## PyTorch Gradients
### Summary
* Define original equation.
* Sunstitute equation with `x` value.
* Calculate gradients with `o.backward()`.
* Access gradients of the `x` through `x.grad`.

In [1]:
# import 
import torch

### Tensor
If you set its attribute `.requires_grad` as `True`, it starts to track all operations on it.
$$ y_i = 5(x_i + 1)^2 $$

In [2]:
x = torch.ones(2, requires_grad=True)
x

tensor([1., 1.], requires_grad=True)

$$ y_i|_{x_i=1} = 5(1+1)^2 = 5(4) = 20 $$

In [3]:
y = 5 * (x + 1) ** 2
y

tensor([20., 20.], grad_fn=<MulBackward0>)

Backwrd shuld be called only a scaler or with gradient with respect to the variable.
* Let's reduce `y` to a scaler:
$$ o = \frac{1}{2} \sum_{i}y_i$$ 
So we want to reduct `Y` which is what we have `[20, 20]` into a single value, and the easiest way we can do it is to have a mean of the entire value. 

In [4]:
o = (1/2) * torch.sum(y) 
o 

tensor(20., grad_fn=<MulBackward0>)

We get 20 again because when we SUM Y is 20 plus 20 which is 40 and when we divide it by 2 we get (scaler) 20.

1. Recap `y` equation: $$y_i=5(x_i + 1)^2$$
2. Recap `o` equation: $$o = \frac{1}{2} \sum_{i}y_i$$

    We take the mean of `Y` which is a summation of `y` divide by two because there's only two elements.
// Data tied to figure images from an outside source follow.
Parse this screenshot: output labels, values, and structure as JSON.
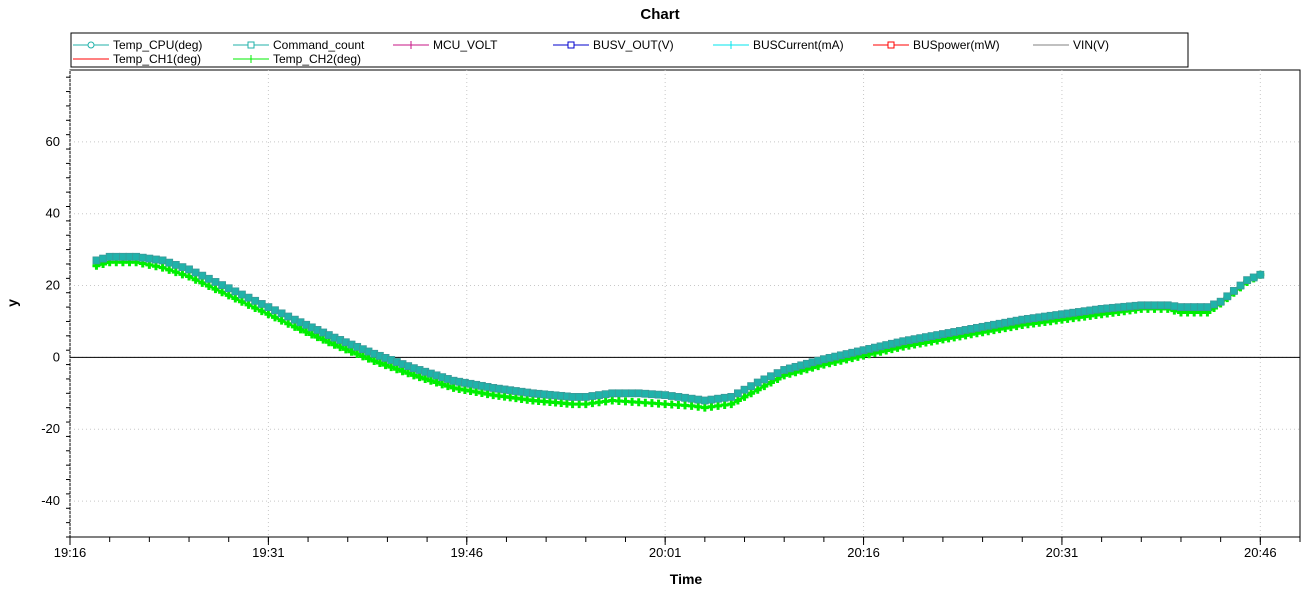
{
  "chart_data": {
    "type": "line",
    "title": "Chart",
    "xlabel": "Time",
    "ylabel": "y",
    "xlim": [
      "19:16",
      "20:49"
    ],
    "ylim": [
      -50,
      80
    ],
    "x_ticks": [
      "19:16",
      "19:31",
      "19:46",
      "20:01",
      "20:16",
      "20:31",
      "20:46"
    ],
    "y_ticks": [
      -40,
      -20,
      0,
      20,
      40,
      60
    ],
    "grid": true,
    "legend_position": "top",
    "legend": [
      {
        "name": "Temp_CPU(deg)",
        "color": "#20b2aa",
        "marker": "circle"
      },
      {
        "name": "Command_count",
        "color": "#20b2aa",
        "marker": "square"
      },
      {
        "name": "MCU_VOLT",
        "color": "#c71585",
        "marker": "plus"
      },
      {
        "name": "BUSV_OUT(V)",
        "color": "#0000cd",
        "marker": "square"
      },
      {
        "name": "BUSCurrent(mA)",
        "color": "#00e5ee",
        "marker": "plus"
      },
      {
        "name": "BUSpower(mW)",
        "color": "#ff0000",
        "marker": "square"
      },
      {
        "name": "VIN(V)",
        "color": "#808080",
        "marker": "none"
      },
      {
        "name": "Temp_CH1(deg)",
        "color": "#ff0000",
        "marker": "none"
      },
      {
        "name": "Temp_CH2(deg)",
        "color": "#00ee00",
        "marker": "plus"
      }
    ],
    "series": [
      {
        "name": "Temp_CH2(deg)",
        "color": "#00ee00",
        "x": [
          "19:18",
          "19:19",
          "19:21",
          "19:23",
          "19:25",
          "19:27",
          "19:29",
          "19:31",
          "19:33",
          "19:36",
          "19:39",
          "19:42",
          "19:45",
          "19:48",
          "19:51",
          "19:54",
          "19:55",
          "19:57",
          "19:59",
          "20:01",
          "20:03",
          "20:04",
          "20:06",
          "20:08",
          "20:10",
          "20:13",
          "20:16",
          "20:19",
          "20:22",
          "20:25",
          "20:28",
          "20:31",
          "20:34",
          "20:37",
          "20:39",
          "20:40",
          "20:42",
          "20:43",
          "20:44",
          "20:45",
          "20:46"
        ],
        "values": [
          25.5,
          26.5,
          26.5,
          25,
          22.5,
          19,
          15.5,
          12,
          8.5,
          3.5,
          -1,
          -5,
          -8.5,
          -10.5,
          -12,
          -13,
          -13,
          -12,
          -12.5,
          -13,
          -13.5,
          -14,
          -13,
          -9,
          -5,
          -2,
          0.5,
          3,
          5,
          7,
          9,
          10.5,
          12,
          13.5,
          13.5,
          12.5,
          12.5,
          15,
          18,
          21,
          23
        ]
      },
      {
        "name": "Temp_CPU(deg)",
        "color": "#20b2aa",
        "x": [
          "19:18",
          "19:19",
          "19:21",
          "19:23",
          "19:25",
          "19:27",
          "19:29",
          "19:31",
          "19:33",
          "19:36",
          "19:39",
          "19:42",
          "19:45",
          "19:48",
          "19:51",
          "19:54",
          "19:55",
          "19:57",
          "19:59",
          "20:01",
          "20:03",
          "20:04",
          "20:06",
          "20:08",
          "20:10",
          "20:13",
          "20:16",
          "20:19",
          "20:22",
          "20:25",
          "20:28",
          "20:31",
          "20:34",
          "20:37",
          "20:39",
          "20:40",
          "20:42",
          "20:43",
          "20:44",
          "20:45",
          "20:46"
        ],
        "values": [
          27,
          28,
          28,
          27,
          24.5,
          21,
          17.5,
          14,
          10.5,
          5.5,
          1,
          -3,
          -6.5,
          -8.5,
          -10,
          -11,
          -11,
          -10,
          -10,
          -10.5,
          -11.5,
          -12,
          -11,
          -7,
          -3.5,
          -0.5,
          2,
          4.5,
          6.5,
          8.5,
          10.5,
          12,
          13.5,
          14.5,
          14.5,
          14,
          14,
          15.5,
          18.5,
          21.5,
          23
        ]
      }
    ]
  }
}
If y had 100 elements with SUM `Y` and divided by 100 becuase there's 100 elements.

3. Substitute `y` into o equation: $$o = \frac{1}{2} \sum_{i}5(x_i + 1)^2$$ 

$$\frac{∂o}{∂x_{i}} = \frac{1}{2}[10(x_i+1)]$$
$$\frac{∂o}{∂x_{i}}|_{x_i=1} =\frac{1}{2}[10(1+1)]=\frac{10}{2}(2)=10$$

When we do `backward` that it calculates the gradients.

In [5]:
o.backward() # calculates the gradients.

How do we access the gradients, we just do `x.grad`.

In [6]:
x.grad

tensor([10., 10.])